CBS News asked noted figures in the arts, business and politics about their experience in today's civil rights movement, or about figures who inspired them in their activism.
Robert Reich, former Secretary of Labor; author ("Beyond Outrage: What Has Gone Wrong With Our Economy and Our Democracy, and How to Fix It")
Is there something that you'd like to share about your personal connection to civil rights issues?
I was always very short for my age, and when I was a kid I relied on a few older boys to protect me from the bullies. One of my protectors I knew as Mickey -- his proper name was Michael Schwerner.
Years later, during what came to be known as "Freedom Summer," Michael Schwerner and other civil rights workers were registering African-Americans to vote.

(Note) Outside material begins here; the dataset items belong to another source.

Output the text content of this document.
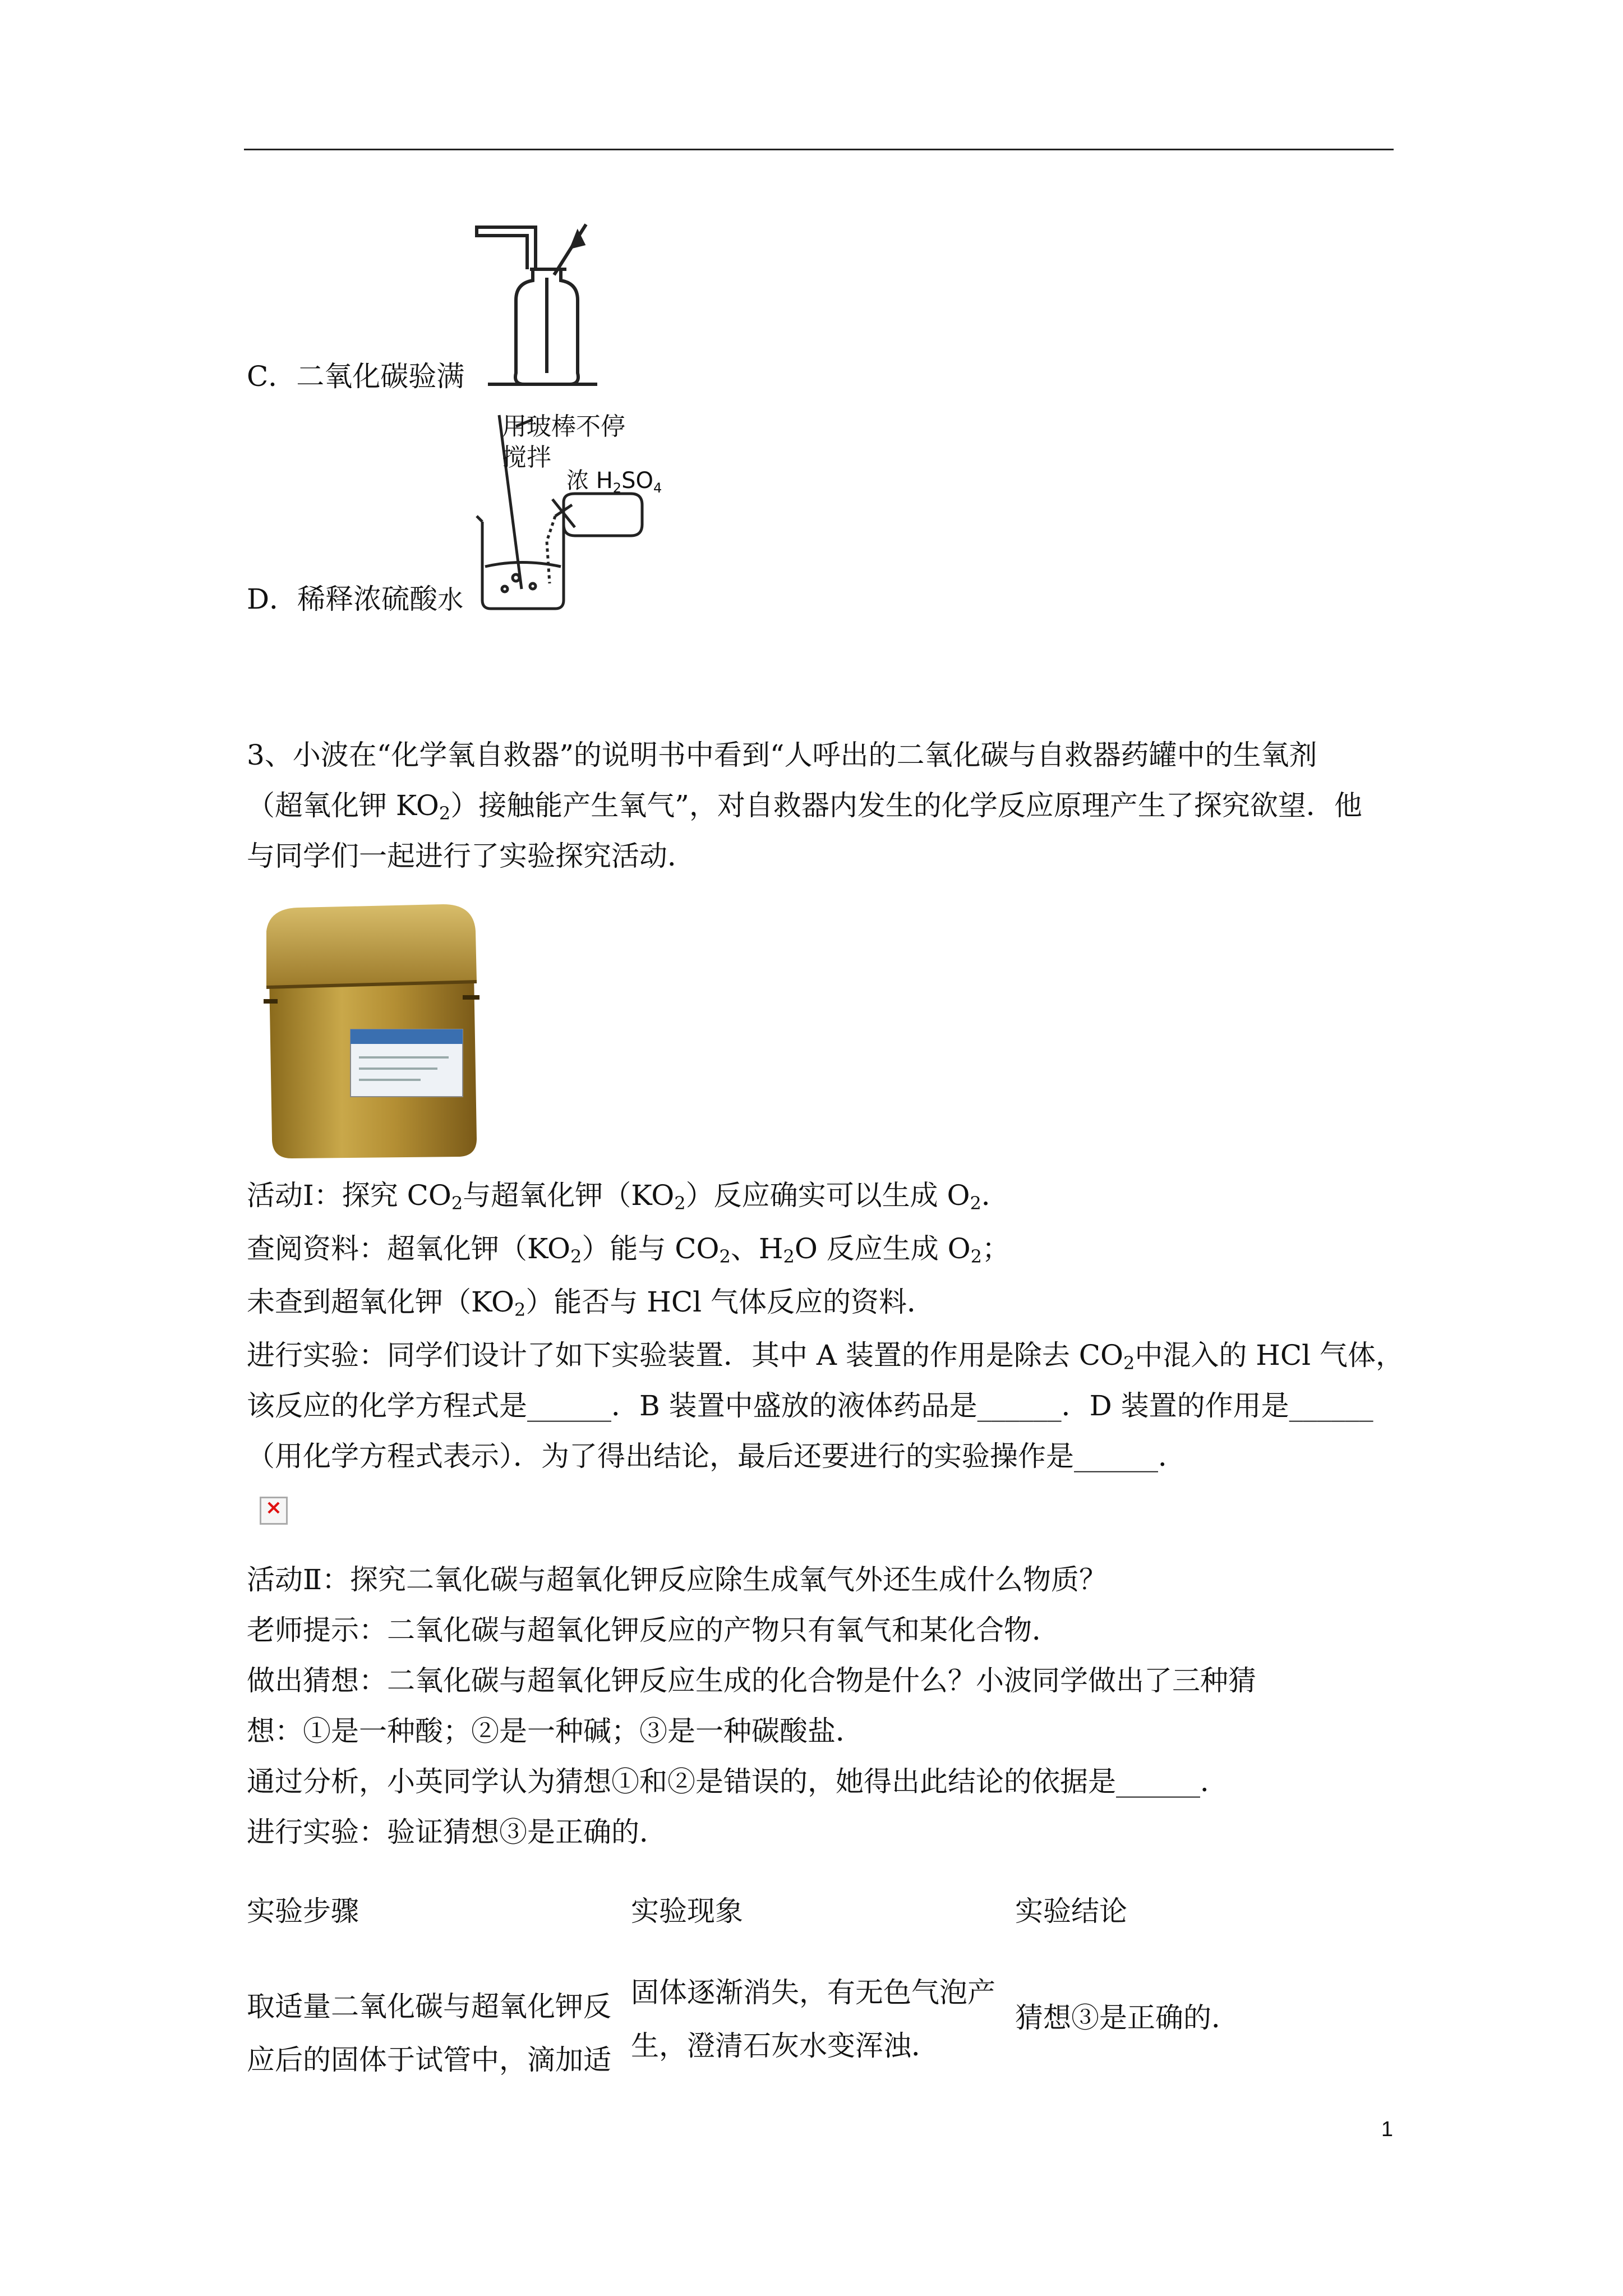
C．二氧化碳验满
用玻棒不停
搅拌
浓 $H_2SO_4$
D．稀释浓硫酸水
3、小波在“化学氧自救器”的说明书中看到“人呼出的二氧化碳与自救器药罐中的生氧剂
（超氧化钾 $KO_2$）接触能产生氧气”，对自救器内发生的化学反应原理产生了探究欲望．他
与同学们一起进行了实验探究活动．
活动Ⅰ：探究 $CO_2$与超氧化钾$(KO_2)$反应确实可以生成 $O_2$．
查阅资料：超氧化钾$(KO_2)$能与 $CO_2$、$H_2O$ 反应生成 $O_2$；
未查到超氧化钾$(KO_2)$能否与 HCl 气体反应的资料．
进行实验：同学们设计了如下实验装置．其中 A 装置的作用是除去 $CO_2$中混入的 HCl 气体，
该反应的化学方程式是______．B 装置中盛放的液体药品是______．D 装置的作用是______
（用化学方程式表示）．为了得出结论，最后还要进行的实验操作是______．
×
活动Ⅱ：探究二氧化碳与超氧化钾反应除生成氧气外还生成什么物质？
老师提示：二氧化碳与超氧化钾反应的产物只有氧气和某化合物．
做出猜想：二氧化碳与超氧化钾反应生成的化合物是什么？小波同学做出了三种猜
想：①是一种酸；②是一种碱；③是一种碳酸盐．
通过分析，小英同学认为猜想①和②是错误的，她得出此结论的依据是______．
进行实验：验证猜想③是正确的．
实验步骤	实验现象	实验结论
取适量二氧化碳与超氧化钾反
应后的固体于试管中，滴加适
固体逐渐消失，有无色气泡产
生，澄清石灰水变浑浊．
猜想③是正确的．
1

On June 21, 1964, he and two other civil rights workers -- James Chaney (who was black) and Andrew Goodman -- were brutally murdered near Philadelphia, Miss., by members of the Ku Klux Klan, including the sheriff of Nashoba County.
When I learned that my protector from the childhood bullies who had tormented me had been murdered by the real bullies who were willing to murder in order to prevent blacks from gaining equal citizenship, my life changed. I knew I had to devote myself somehow to helping people who were powerless and vulnerable from all the bullies who would otherwise intimidate them or keep them down.